Navigate

CCI-001817

CCI-001817 Definition

The organization, when analyzing changes to the information system, looks for security impacts due to flaws, weaknesses, incompatibility, or intentional malice.

Status
Type	CheckType.policy

Master Assessment Datasheet

Implementation Guidance

The organization being inspected/assessed documents within their process for analyzing changes to the information system, methods for identifying security impacts due to flaws, weaknesses, incompatibility, or intentional malice.
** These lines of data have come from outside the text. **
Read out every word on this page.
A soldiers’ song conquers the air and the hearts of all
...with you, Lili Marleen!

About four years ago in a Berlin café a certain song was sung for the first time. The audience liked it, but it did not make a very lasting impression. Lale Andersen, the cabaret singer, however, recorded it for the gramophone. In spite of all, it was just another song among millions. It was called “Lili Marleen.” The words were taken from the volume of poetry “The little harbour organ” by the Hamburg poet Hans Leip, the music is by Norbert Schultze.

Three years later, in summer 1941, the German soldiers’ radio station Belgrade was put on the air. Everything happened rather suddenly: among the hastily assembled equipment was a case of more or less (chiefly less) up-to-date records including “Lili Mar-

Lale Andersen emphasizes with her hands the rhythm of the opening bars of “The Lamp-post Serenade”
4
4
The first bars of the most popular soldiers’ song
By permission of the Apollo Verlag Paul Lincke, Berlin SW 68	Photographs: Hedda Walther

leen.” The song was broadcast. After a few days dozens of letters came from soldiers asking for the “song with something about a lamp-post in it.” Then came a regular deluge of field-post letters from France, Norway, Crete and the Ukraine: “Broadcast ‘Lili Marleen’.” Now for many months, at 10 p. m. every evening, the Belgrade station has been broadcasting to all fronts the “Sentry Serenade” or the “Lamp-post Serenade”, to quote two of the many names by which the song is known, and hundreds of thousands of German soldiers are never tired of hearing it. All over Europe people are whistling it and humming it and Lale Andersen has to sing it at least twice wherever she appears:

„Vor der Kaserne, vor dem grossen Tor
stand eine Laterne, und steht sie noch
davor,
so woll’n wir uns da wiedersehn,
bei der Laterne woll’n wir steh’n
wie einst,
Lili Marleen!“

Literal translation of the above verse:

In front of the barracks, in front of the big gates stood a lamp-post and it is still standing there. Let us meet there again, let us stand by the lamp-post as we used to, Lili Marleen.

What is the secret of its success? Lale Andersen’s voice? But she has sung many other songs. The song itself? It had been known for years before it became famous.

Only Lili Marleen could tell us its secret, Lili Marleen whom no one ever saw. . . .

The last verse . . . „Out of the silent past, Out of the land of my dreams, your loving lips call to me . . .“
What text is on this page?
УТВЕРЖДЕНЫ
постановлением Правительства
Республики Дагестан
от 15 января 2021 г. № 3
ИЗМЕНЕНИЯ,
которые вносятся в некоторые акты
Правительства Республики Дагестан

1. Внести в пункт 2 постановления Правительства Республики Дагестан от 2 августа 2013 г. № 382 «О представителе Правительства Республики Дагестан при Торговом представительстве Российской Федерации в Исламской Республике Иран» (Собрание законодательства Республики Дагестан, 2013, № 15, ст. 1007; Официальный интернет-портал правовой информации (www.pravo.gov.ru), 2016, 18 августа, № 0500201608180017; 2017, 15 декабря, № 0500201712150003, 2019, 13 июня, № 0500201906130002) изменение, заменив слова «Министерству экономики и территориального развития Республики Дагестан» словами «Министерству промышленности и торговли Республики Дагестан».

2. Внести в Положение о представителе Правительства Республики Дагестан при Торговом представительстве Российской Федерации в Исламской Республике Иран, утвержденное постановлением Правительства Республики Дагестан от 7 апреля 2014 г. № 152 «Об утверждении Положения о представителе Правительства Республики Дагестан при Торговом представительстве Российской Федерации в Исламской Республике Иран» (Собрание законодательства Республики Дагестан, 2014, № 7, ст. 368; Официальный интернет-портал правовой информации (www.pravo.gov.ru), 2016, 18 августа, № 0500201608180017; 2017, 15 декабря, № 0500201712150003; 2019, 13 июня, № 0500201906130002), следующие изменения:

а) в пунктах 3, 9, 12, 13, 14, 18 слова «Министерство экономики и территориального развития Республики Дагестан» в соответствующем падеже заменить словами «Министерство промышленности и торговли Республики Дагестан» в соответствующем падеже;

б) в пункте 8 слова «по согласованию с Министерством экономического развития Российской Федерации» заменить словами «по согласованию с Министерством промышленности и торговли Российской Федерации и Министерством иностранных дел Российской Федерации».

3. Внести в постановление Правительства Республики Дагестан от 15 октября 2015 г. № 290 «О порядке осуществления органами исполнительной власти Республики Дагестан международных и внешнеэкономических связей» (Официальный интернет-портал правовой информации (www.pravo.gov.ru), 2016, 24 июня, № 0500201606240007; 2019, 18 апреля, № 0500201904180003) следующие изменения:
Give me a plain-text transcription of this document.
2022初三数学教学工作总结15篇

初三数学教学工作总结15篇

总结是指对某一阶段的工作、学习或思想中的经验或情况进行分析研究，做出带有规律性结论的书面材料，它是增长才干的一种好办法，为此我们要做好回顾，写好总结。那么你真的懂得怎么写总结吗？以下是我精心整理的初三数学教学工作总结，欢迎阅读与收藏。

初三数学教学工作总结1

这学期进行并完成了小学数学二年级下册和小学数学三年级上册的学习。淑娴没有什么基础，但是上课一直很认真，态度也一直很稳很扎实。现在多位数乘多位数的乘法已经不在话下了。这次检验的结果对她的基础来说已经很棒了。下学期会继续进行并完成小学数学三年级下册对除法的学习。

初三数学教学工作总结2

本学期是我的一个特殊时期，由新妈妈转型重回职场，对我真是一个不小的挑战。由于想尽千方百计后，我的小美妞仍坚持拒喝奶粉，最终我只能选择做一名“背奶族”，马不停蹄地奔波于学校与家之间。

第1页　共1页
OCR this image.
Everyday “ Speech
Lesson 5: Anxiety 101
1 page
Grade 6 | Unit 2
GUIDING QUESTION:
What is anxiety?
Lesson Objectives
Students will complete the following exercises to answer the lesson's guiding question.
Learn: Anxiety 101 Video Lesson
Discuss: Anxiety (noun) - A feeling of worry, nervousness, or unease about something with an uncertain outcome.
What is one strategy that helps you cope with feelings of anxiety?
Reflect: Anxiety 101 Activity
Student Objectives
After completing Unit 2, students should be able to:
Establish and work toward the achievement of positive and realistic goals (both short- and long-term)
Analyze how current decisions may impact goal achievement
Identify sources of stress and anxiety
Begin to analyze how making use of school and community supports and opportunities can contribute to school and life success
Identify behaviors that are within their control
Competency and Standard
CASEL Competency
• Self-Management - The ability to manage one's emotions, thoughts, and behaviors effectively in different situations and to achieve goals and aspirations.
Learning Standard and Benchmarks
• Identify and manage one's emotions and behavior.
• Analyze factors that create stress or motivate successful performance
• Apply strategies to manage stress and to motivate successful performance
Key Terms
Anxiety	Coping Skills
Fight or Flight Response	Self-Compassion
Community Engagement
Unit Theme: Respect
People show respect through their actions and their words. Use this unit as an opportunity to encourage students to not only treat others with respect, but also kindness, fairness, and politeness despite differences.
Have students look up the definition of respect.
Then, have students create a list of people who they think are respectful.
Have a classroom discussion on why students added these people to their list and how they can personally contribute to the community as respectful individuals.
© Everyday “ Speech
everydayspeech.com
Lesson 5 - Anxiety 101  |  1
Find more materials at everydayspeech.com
The organization implements the documented process and must maintain a record of analysis.

Validation Procedures

The organization conducting the inspection/assessment obtains and examines the documented process and record of analysis to ensure the organization being inspected/assessed, when analyzing changes to the information system, looks for security impacts due to flaws, weaknesses, incompatibility, or intentional malice.

Compelling Evidence

1.) Documented methods for identifying security impacts due to flaws, weaknesses, incompatibility, or intentional malice

Related Controls

The controls below (if any) were marked by NIST as being related to CCI-001817.

Control	Description
CM-4 (1)	The organization analyzes changes to the information system in a separate test environment before implementation in an operational environment, looking for security impacts due to flaws, weaknesses, incompatibility, or intentional malice.